JAMA Oncol. 2021 Mar 04.
Javle M,
Shacham-Shmueli E,
Xiao L,
Varadhachary G,
Halpern N,
Fogelman D,
Boursi B,
Uruba S,
Margalit O,
Wolff RA,
Golan T.
Importance: The subtype of pancreatic ductal adenocarcinoma cancer (PDAC) with DNA damage repair (DDR) deficiency from BRCA1/2 variants has a favorable prognosis and is sensitive to platinum analogues and poly-(adenosine diphosphate-ripose) polymerase (PARP) inhibition with olaparib. Approximately 10% to 20% of patients with PDAC have DDR genetic alterations other than germline BRCA variants. This population has been termed as having BRCAness. An opportunity exists to define the clinical phenotype, molecular underpinnings, and effectiveness of PARP inhibitors for this population.Objective: To examine the therapeutic effectiveness of the PARP inhibitor olaparib for patients with pancreatic cancer with BRCAness.

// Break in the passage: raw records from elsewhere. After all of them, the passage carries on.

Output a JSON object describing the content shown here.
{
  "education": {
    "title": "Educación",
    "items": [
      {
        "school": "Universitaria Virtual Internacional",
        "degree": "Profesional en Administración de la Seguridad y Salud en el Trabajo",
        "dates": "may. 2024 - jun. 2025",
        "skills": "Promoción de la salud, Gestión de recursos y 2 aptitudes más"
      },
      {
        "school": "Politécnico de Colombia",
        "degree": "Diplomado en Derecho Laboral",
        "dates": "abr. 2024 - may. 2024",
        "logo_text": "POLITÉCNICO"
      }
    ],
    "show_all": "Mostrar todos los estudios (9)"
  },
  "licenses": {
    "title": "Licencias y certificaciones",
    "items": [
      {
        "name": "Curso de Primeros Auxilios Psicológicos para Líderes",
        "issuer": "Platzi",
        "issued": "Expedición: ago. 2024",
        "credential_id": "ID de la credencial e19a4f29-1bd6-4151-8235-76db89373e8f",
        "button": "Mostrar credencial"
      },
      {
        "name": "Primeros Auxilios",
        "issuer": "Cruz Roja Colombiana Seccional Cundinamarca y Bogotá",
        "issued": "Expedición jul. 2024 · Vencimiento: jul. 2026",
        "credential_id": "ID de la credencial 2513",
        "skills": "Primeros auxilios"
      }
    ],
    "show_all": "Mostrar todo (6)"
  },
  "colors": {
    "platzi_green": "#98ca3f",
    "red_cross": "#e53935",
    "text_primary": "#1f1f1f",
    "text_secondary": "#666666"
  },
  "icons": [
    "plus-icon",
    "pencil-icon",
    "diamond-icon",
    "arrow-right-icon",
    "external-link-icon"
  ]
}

Design, Setting, and Participants: Two parallel phase 2 nonrandomized clinical trials were conducted from November 11, 2016, to October 2, 2018, among 46 patients in Israel and Texas to determine the effectiveness of olaparib as monotherapy in advanced, previously treated PDAC with BRCAness. Inclusion criteria were treatment with 1 or more prior systemic therapies for advanced PDAC, Eastern Cooperative Oncology Group performance status of 0 to 1, and lack of the germline BRCA1/2 variant. BRCAness in these studies was defined as previously known DDR genetic alterations (DDR-GAs), personal or family history of BRCA-associated cancers (without DDR-GAs), or ATM protein loss as determined by immunohistochemistry.

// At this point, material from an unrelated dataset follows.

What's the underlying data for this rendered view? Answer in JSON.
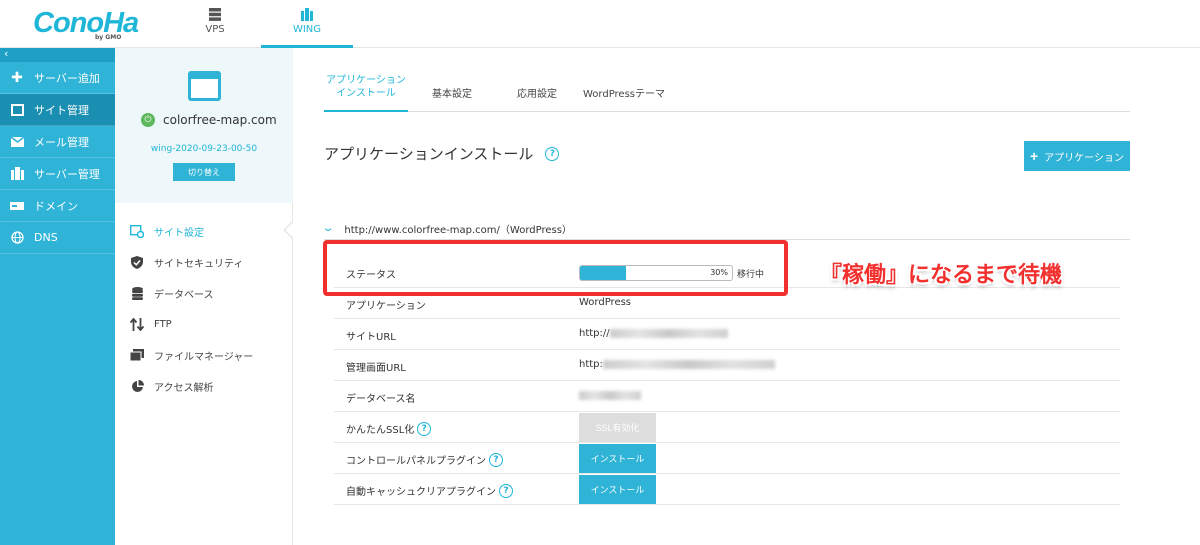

Main Outcomes and Measures: The primary study end point was the objective response rate, and the secondary end points were progression-free survival and overall survival (OS).
Results: Forty-eight patients were enrolled, and 46 (26 women [57%]; mean [SD] age, 65.5 [11.1] years) were evaluable. The median treatment duration with olaparib was 3.0 months (interquartile range, 1.8-6.4 months). A total of 24 patients had the DDR phenotype (DDR-GAs), 17 had a family history of BRCA-associated cancers without DDR-GAs, and 5 had ATM loss as determined by immunohistochemistry. The DDR-GAs included ATM (n = 14), PALB2 (n = 2), ARID1A (n = 3), BRCA somatic (n = 1), PTEN (n = 1), RAD51 (n = 1), CCNE (n = 1), and FANCB (n = 2). Common toxic effects were grade 1 to 2 anemia, fatigue, anorexia, and nausea. One patient had a confirmed partial response (2%), 33 patients experienced stable disease (72%), of whom 11 (24%) experienced disease stability longer than 4 months and 12 patients had progressive disease (26%). The response duration for the patient with confirmed partial response was 3.9 months. Median progression-free survival was 3.7 months (95% CI, 2.9-5.7) and was significantly higher for patients with DDR-GAs (5.7 months; 95% CI, 3.6-8.8 months; P = .008) and platinum-sensitive PDAC (4.1 months; 95% CI, 3.6-7.8 months; P = .01). The estimated median OS was 9.9 months (95% CI, 7.6-16.1 months) in the study and 13.6 months (95% CI, 9.69 to not reached) in the prespecified DDR-GA cohort.
Conclusions and Relevance: The definition of the BRCAness phenotype in PDAC may be limited to patients harboring DDR-GAs. In these 2 phase 2 nonrandomized clinical trials, olaparib was well tolerated and showed limited antitumor activity in patients with advanced, platinum-sensitive PDAC with DDR-GAs. These conclusions suggest a potential therapeutic opportunity for a subset of patients with PDAC.